(Credit:
Caltech)
Researchers at Caltech have developed a mobile, four-wheeled robot that could help refine artificial retinas and other prostheses used by the visually impaired.
At first glance, Cyclops resembles a bot you might find on the battlefield, and it’s hard to imagine what connection it could have to restoring sight. But dig a little deeper and it starts to make sense that a remote-controlled robot with an onboard camera could deliver some very useful data.
The digital camera can emulate left-to-right and up-and-down head movements. The idea is that as artificial vision prostheses increasingly become a reality, scientists could use the mobile robotic platform to mimic those devices–and more importantly, to get a better sense of how well they work for people who wear them.

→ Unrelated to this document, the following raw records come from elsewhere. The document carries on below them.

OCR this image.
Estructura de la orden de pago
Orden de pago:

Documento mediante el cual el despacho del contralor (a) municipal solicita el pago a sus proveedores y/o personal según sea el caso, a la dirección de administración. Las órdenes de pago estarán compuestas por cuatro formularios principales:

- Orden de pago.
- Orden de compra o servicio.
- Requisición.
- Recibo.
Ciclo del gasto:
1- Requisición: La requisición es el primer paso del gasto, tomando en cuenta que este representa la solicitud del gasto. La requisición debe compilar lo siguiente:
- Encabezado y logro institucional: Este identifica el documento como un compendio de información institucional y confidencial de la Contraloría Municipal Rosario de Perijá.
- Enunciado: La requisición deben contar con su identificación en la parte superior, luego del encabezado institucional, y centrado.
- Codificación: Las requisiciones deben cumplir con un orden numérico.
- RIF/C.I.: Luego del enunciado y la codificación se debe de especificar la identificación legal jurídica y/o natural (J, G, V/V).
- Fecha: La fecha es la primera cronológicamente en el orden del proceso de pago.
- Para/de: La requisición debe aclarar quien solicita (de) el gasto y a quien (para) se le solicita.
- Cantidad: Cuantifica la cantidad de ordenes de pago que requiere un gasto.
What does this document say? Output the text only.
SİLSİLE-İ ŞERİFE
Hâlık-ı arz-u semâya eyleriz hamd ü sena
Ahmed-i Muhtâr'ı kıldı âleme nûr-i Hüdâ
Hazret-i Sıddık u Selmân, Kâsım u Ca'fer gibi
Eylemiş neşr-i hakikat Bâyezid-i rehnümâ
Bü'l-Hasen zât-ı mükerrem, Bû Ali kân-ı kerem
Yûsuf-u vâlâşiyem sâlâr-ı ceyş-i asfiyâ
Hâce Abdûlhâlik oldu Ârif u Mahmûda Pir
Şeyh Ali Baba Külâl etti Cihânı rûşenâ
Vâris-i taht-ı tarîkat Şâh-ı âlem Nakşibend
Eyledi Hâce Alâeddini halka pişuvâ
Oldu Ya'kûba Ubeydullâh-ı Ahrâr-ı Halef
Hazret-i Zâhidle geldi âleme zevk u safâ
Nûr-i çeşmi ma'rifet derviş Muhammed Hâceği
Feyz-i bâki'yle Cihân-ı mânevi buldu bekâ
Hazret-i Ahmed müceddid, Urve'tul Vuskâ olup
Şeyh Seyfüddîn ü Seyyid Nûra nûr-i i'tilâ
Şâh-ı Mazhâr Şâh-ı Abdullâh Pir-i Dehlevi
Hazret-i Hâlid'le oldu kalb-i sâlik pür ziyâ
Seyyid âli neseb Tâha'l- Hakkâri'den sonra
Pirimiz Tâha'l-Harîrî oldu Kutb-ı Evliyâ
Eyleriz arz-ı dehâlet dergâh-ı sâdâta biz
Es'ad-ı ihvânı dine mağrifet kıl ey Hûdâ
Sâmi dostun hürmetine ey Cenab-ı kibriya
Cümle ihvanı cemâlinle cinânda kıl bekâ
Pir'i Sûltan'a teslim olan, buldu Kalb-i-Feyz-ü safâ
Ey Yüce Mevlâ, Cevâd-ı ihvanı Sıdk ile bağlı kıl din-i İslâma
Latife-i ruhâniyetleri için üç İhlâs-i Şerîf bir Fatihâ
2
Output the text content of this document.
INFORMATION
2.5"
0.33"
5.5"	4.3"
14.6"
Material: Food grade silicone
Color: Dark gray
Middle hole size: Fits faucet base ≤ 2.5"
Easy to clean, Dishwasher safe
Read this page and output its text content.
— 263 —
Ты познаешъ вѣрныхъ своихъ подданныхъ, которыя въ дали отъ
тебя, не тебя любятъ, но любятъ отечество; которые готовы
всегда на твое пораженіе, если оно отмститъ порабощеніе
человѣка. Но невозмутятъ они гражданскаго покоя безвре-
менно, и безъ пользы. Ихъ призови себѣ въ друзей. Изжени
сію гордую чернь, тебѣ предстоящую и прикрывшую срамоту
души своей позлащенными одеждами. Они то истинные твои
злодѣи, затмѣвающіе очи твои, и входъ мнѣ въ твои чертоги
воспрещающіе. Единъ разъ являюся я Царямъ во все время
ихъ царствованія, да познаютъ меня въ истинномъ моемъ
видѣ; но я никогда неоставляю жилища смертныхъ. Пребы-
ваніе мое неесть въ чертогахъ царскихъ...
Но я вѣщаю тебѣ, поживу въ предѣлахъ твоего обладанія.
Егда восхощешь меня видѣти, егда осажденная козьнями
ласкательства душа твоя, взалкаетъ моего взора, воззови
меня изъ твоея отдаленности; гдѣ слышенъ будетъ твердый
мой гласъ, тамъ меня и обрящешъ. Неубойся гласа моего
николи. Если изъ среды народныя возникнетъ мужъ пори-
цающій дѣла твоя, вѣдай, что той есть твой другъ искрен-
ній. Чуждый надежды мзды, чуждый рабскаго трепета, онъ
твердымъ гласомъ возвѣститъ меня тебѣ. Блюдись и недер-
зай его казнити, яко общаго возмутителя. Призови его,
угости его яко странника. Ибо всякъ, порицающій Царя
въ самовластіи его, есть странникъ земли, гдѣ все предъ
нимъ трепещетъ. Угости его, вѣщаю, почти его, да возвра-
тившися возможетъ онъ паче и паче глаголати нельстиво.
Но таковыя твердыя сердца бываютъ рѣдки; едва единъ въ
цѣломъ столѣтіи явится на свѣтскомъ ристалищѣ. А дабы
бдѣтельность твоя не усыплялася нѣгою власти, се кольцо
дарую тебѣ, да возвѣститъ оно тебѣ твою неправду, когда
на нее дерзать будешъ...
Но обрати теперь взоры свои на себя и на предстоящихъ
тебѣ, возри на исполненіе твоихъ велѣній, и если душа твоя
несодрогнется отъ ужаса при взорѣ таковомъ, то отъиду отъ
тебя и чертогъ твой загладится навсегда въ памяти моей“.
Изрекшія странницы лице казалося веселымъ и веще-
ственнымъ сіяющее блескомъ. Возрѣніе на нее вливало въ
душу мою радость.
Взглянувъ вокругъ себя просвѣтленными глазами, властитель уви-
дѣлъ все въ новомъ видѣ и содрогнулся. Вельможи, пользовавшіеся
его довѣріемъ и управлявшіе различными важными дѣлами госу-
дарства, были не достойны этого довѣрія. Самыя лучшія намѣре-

The researchers might do that by asking the robot outfitted with an artificial vision aid to navigate obstacles in a corridor or follow a black line down a white-tiled hallway to see if it can find–and enter–a darkened doorway. All the while, they could try out different pixel arrays (say 50 pixels vs. 16 pixels), as well as image filters (for factors such as contrast, brightness enhancement, and grayscale equalization) to venture an educated guess as to what settings maximize a subject’s sight.

Wolfgang Fink
(Credit:
Caltech)
But “we’re not quite at that stage yet,” researcher Wolfgang Fink says of such independent maneuvering. Fink is a visiting associate in physics at Caltech in Pasadena, Calif., and founder of the school’s Visual and Autonomous Exploration Systems Research Laboratory, where where he and Caltech visiting scientist Mark Tarbell are collaborating on Cyclops with the support of a grant from the National Science Foundation.
The pair designed and built the body of the battery-operated rover using off-the-shelf parts, then furnished it with an onboard computing platform that allows for processing and manipulating images in real time using software they created called “Artificial Vision Support System.”
Cyclops, so named because it’s monocular, is about 12 inches wide by 12 inches long and 10 inches tall (the camera can be mounted on a mast to make Cyclops the height of an average person). It weighs about 15 pounds, Fink estimates, and can move at an “expedited walking speed” of about 2 to 3 feet per second.
For now, the platform itself is controlled remotely, via a joystick, and can be operated through a wireless Internet connection. “We have the image-processing algorithms running locally on the robot’s platform,” Fink says, “but we have to get it to the point where it has complete control of its own responses.”
Once that’s done, he adds, “we can run many, many tests without bothering the blind prosthesis carriers.”